The iron melted. But it didn't open a path to a forest.
It opened a path to a bedroom. A modern, messy bedroom with a computer on the desk.
I saw a young man sitting in a chair, his back to us. He was typing fast. On his screen was a picture of me, standing in the Hive.
"That's him," Elias whispered. "That's the Author."
The young man stopped typing. He sensed something. He slowly began to turn the chair around.

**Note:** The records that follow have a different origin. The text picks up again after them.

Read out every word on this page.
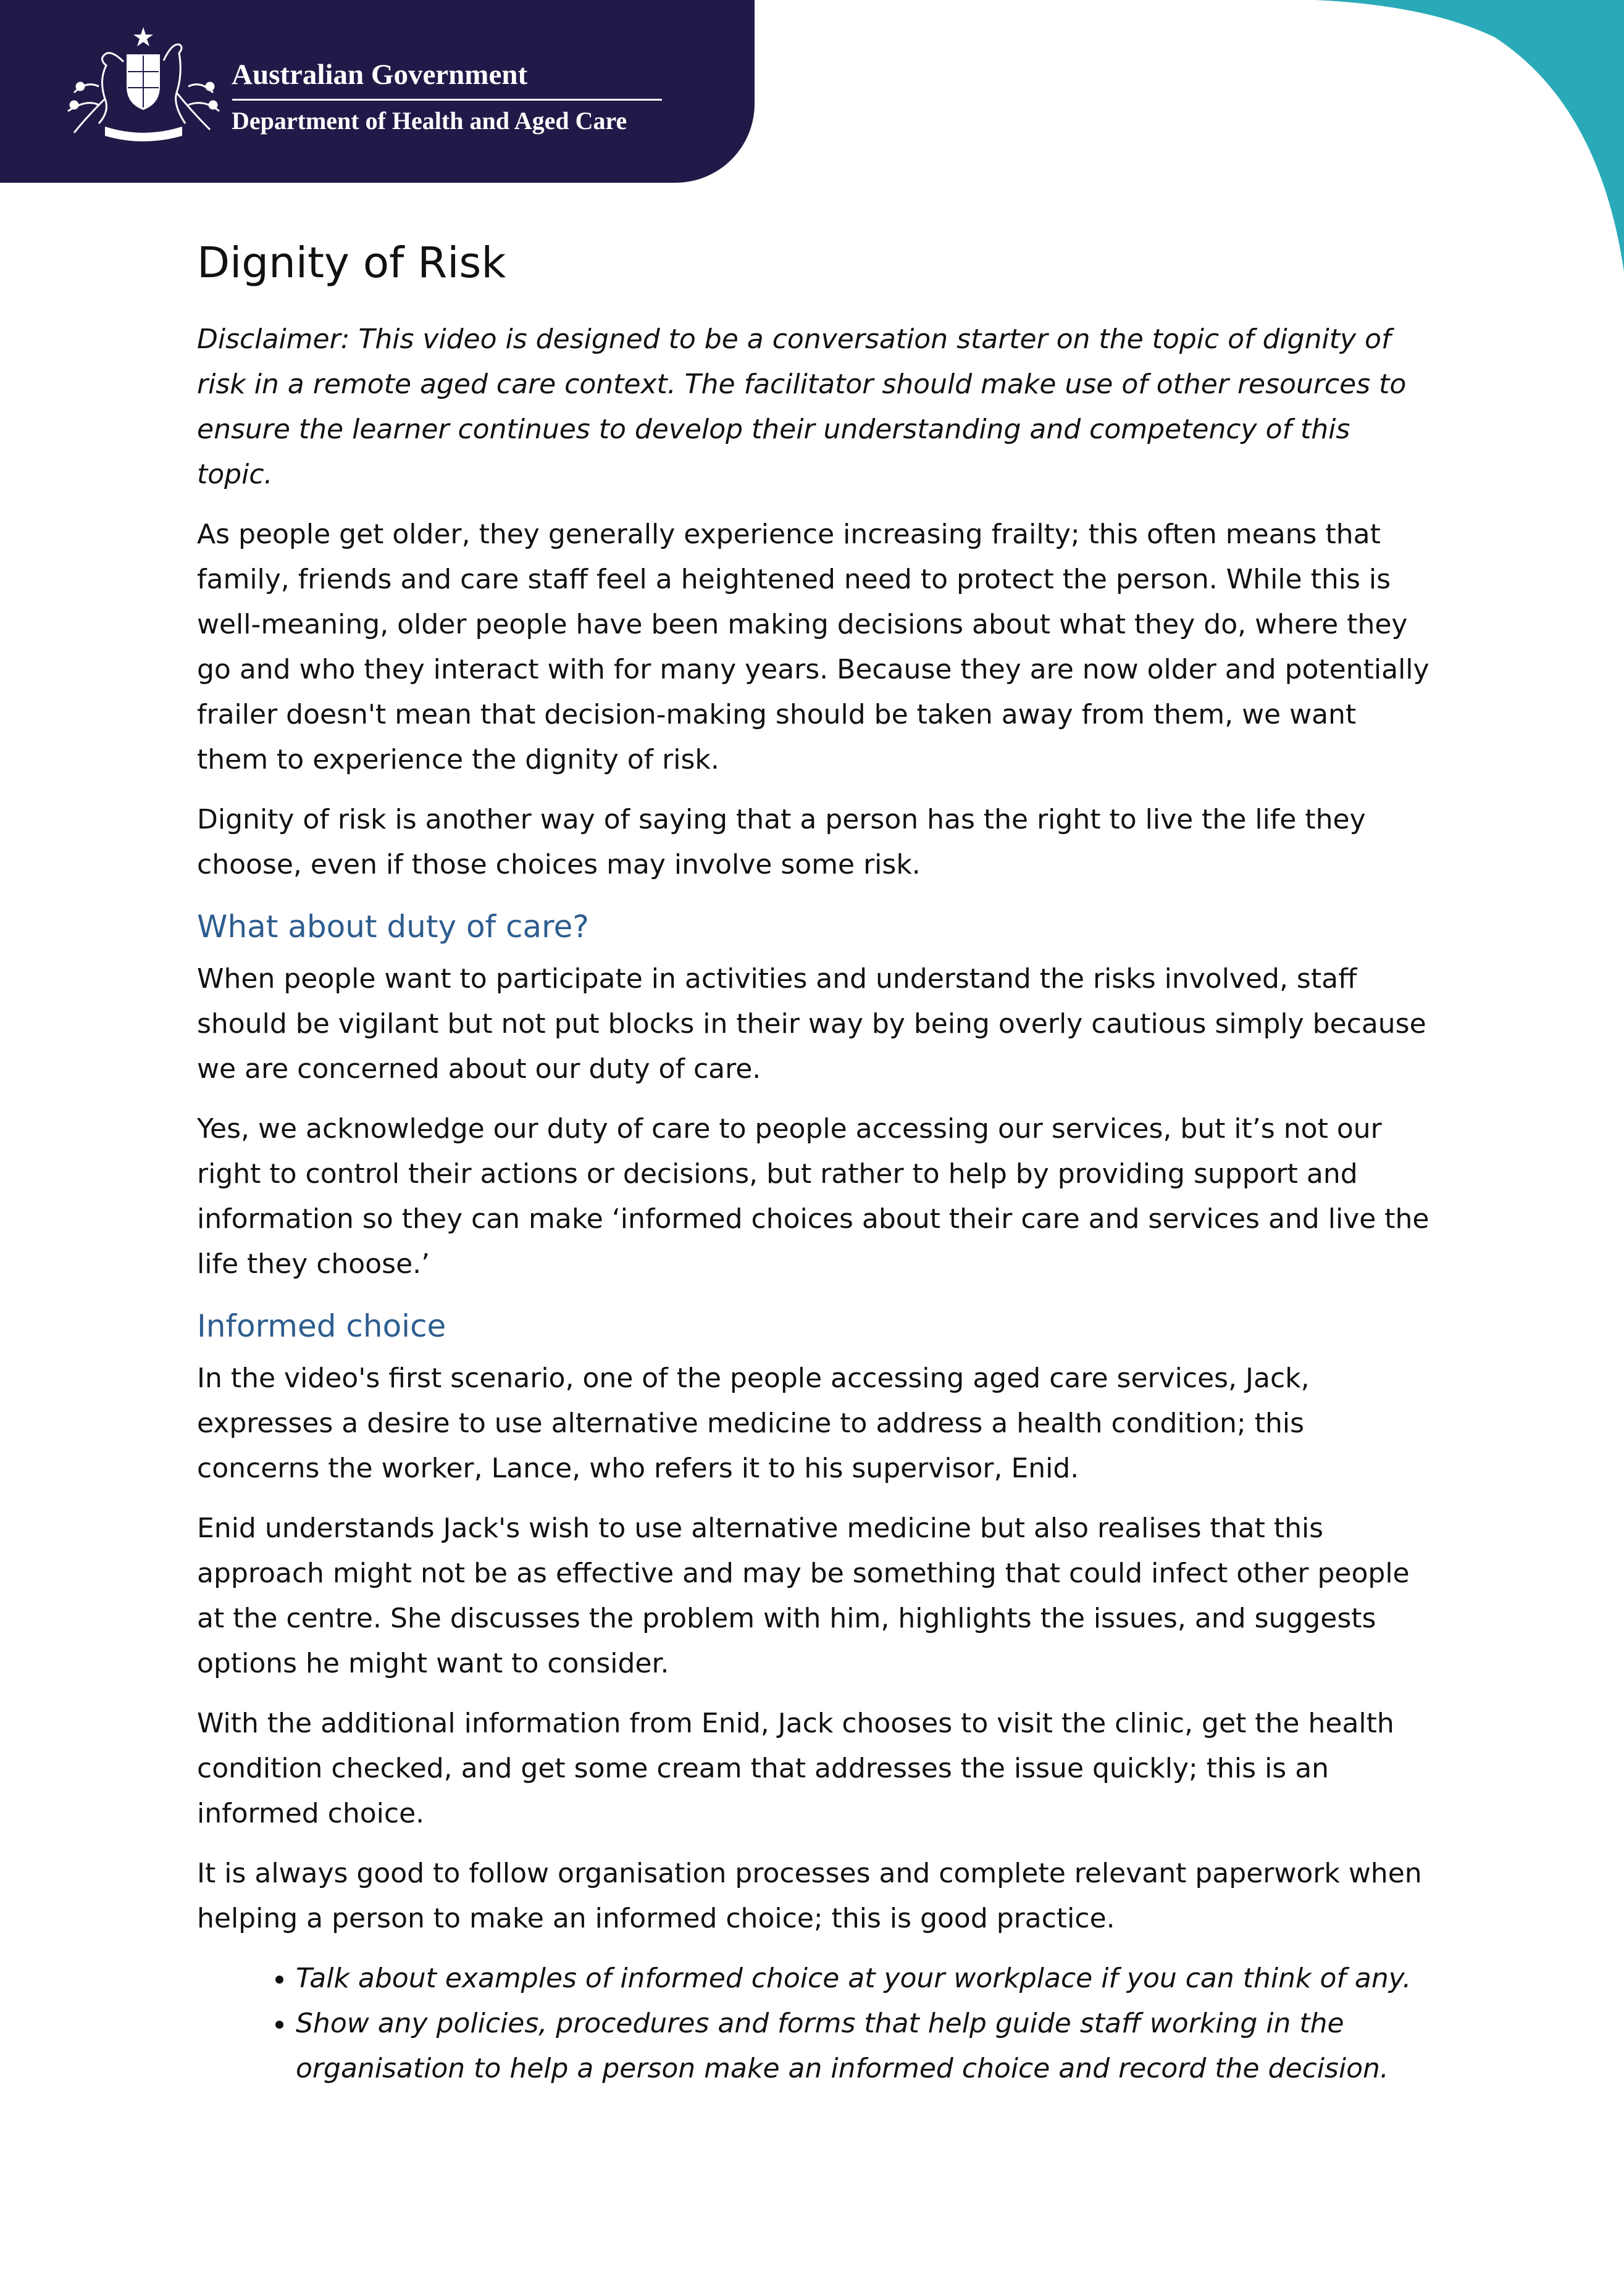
Australian Government
Department of Health and Aged Care
Dignity of Risk

Disclaimer: This video is designed to be a conversation starter on the topic of dignity of risk in a remote aged care context. The facilitator should make use of other resources to ensure the learner continues to develop their understanding and competency of this topic.

As people get older, they generally experience increasing frailty; this often means that family, friends and care staff feel a heightened need to protect the person. While this is well-meaning, older people have been making decisions about what they do, where they go and who they interact with for many years. Because they are now older and potentially frailer doesn't mean that decision-making should be taken away from them, we want them to experience the dignity of risk.

Dignity of risk is another way of saying that a person has the right to live the life they choose, even if those choices may involve some risk.

What about duty of care?

When people want to participate in activities and understand the risks involved, staff should be vigilant but not put blocks in their way by being overly cautious simply because we are concerned about our duty of care.

Yes, we acknowledge our duty of care to people accessing our services, but it’s not our right to control their actions or decisions, but rather to help by providing support and information so they can make ‘informed choices about their care and services and live the life they choose.’

Informed choice

In the video's first scenario, one of the people accessing aged care services, Jack, expresses a desire to use alternative medicine to address a health condition; this concerns the worker, Lance, who refers it to his supervisor, Enid.

Enid understands Jack's wish to use alternative medicine but also realises that this approach might not be as effective and may be something that could infect other people at the centre. She discusses the problem with him, highlights the issues, and suggests options he might want to consider.

With the additional information from Enid, Jack chooses to visit the clinic, get the health condition checked, and get some cream that addresses the issue quickly; this is an informed choice.

It is always good to follow organisation processes and complete relevant paperwork when helping a person to make an informed choice; this is good practice.

• Talk about examples of informed choice at your workplace if you can think of any.
• Show any policies, procedures and forms that help guide staff working in the organisation to help a person make an informed choice and record the decision.
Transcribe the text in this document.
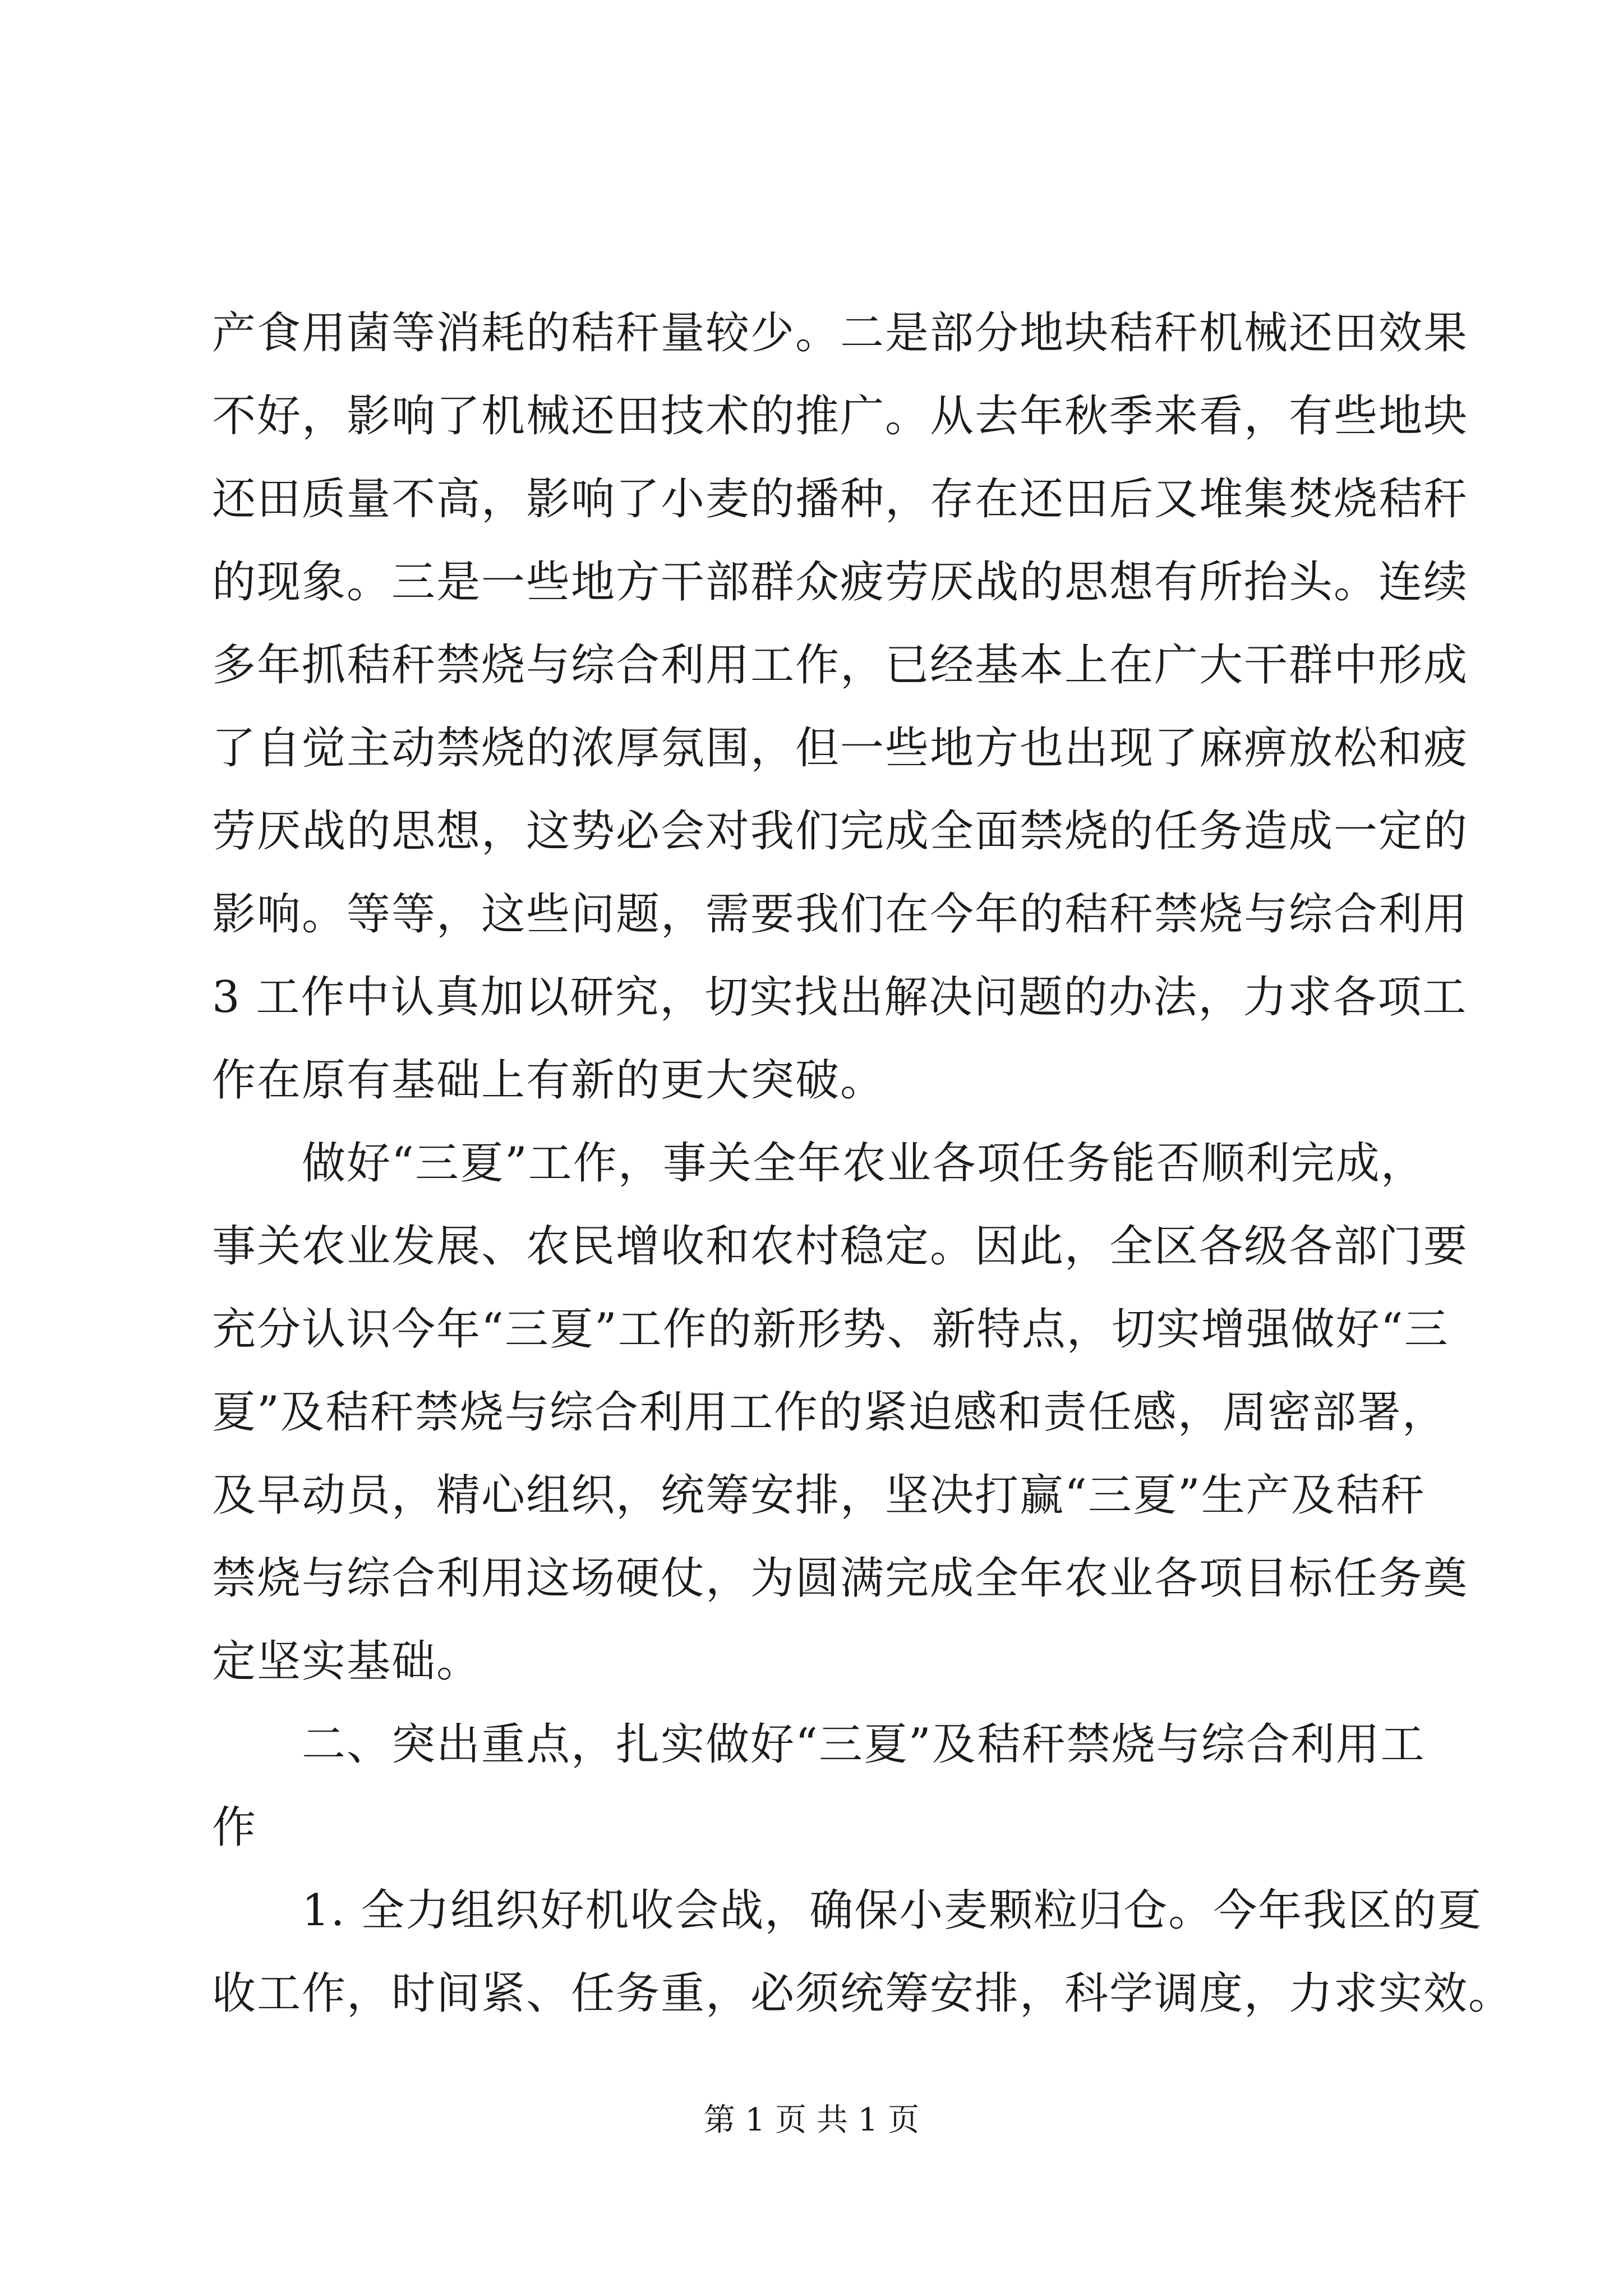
产食用菌等消耗的秸秆量较少。二是部分地块秸秆机械还田效果
不好，影响了机械还田技术的推广。从去年秋季来看，有些地块
还田质量不高，影响了小麦的播种，存在还田后又堆集焚烧秸秆
的现象。三是一些地方干部群众疲劳厌战的思想有所抬头。连续
多年抓秸秆禁烧与综合利用工作，已经基本上在广大干群中形成
了自觉主动禁烧的浓厚氛围，但一些地方也出现了麻痹放松和疲
劳厌战的思想，这势必会对我们完成全面禁烧的任务造成一定的
影响。等等，这些问题，需要我们在今年的秸秆禁烧与综合利用
3 工作中认真加以研究，切实找出解决问题的办法，力求各项工
作在原有基础上有新的更大突破。
做好“三夏”工作，事关全年农业各项任务能否顺利完成，
事关农业发展、农民增收和农村稳定。因此，全区各级各部门要
充分认识今年“三夏”工作的新形势、新特点，切实增强做好“三
夏”及秸秆禁烧与综合利用工作的紧迫感和责任感，周密部署，
及早动员，精心组织，统筹安排，坚决打赢“三夏”生产及秸秆
禁烧与综合利用这场硬仗，为圆满完成全年农业各项目标任务奠
定坚实基础。
二、突出重点，扎实做好“三夏”及秸秆禁烧与综合利用工
作
1. 全力组织好机收会战，确保小麦颗粒归仓。今年我区的夏
收工作，时间紧、任务重，必须统筹安排，科学调度，力求实效。
第 1 页 共 1 页
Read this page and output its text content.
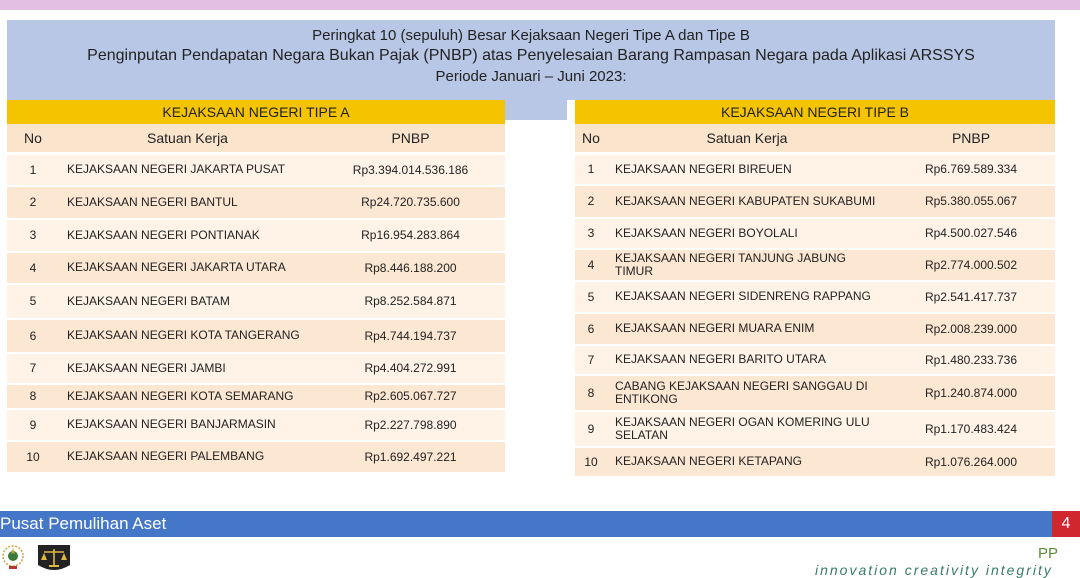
Peringkat 10 (sepuluh) Besar Kejaksaan Negeri Tipe A dan Tipe B
Penginputan Pendapatan Negara Bukan Pajak (PNBP) atas Penyelesaian Barang Rampasan Negara pada Aplikasi ARSSYS
Periode Januari – Juni 2023:
KEJAKSAAN NEGERI TIPE A		
No	Satuan Kerja	PNBP
1	KEJAKSAAN NEGERI JAKARTA PUSAT	Rp3.394.014.536.186
2	KEJAKSAAN NEGERI BANTUL	Rp24.720.735.600
3	KEJAKSAAN NEGERI PONTIANAK	Rp16.954.283.864
4	KEJAKSAAN NEGERI JAKARTA UTARA	Rp8.446.188.200
5	KEJAKSAAN NEGERI BATAM	Rp8.252.584.871
6	KEJAKSAAN NEGERI KOTA TANGERANG	Rp4.744.194.737
7	KEJAKSAAN NEGERI JAMBI	Rp4.404.272.991
8	KEJAKSAAN NEGERI KOTA SEMARANG	Rp2.605.067.727
9	KEJAKSAAN NEGERI BANJARMASIN	Rp2.227.798.890
10	KEJAKSAAN NEGERI PALEMBANG	Rp1.692.497.221
KEJAKSAAN NEGERI TIPE B		
No	Satuan Kerja	PNBP
1	KEJAKSAAN NEGERI BIREUEN	Rp6.769.589.334
2	KEJAKSAAN NEGERI KABUPATEN SUKABUMI	Rp5.380.055.067
3	KEJAKSAAN NEGERI BOYOLALI	Rp4.500.027.546
4	KEJAKSAAN NEGERI TANJUNG JABUNG TIMUR	Rp2.774.000.502
5	KEJAKSAAN NEGERI SIDENRENG RAPPANG	Rp2.541.417.737
6	KEJAKSAAN NEGERI MUARA ENIM	Rp2.008.239.000
7	KEJAKSAAN NEGERI BARITO UTARA	Rp1.480.233.736
8	CABANG KEJAKSAAN NEGERI SANGGAU DI ENTIKONG	Rp1.240.874.000
9	KEJAKSAAN NEGERI OGAN KOMERING ULU SELATAN	Rp1.170.483.424
10	KEJAKSAAN NEGERI KETAPANG	Rp1.076.264.000
Pusat Pemulihan Aset	4
PP
innovation creativity integrity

"If we kill him," I hissed, my claws growing long and black, "does the world end, or do we finally become the masters?"
The man turned around. He didn't have a face. Where his face should have been, there was only a mirror.
I looked into the mirror, and I didn't see myself.
I saw my father, holding a gun to his own head.
"The last chapter is yours, Elara," my father's reflection said. "Pull the trigger, or let the story repeat forever."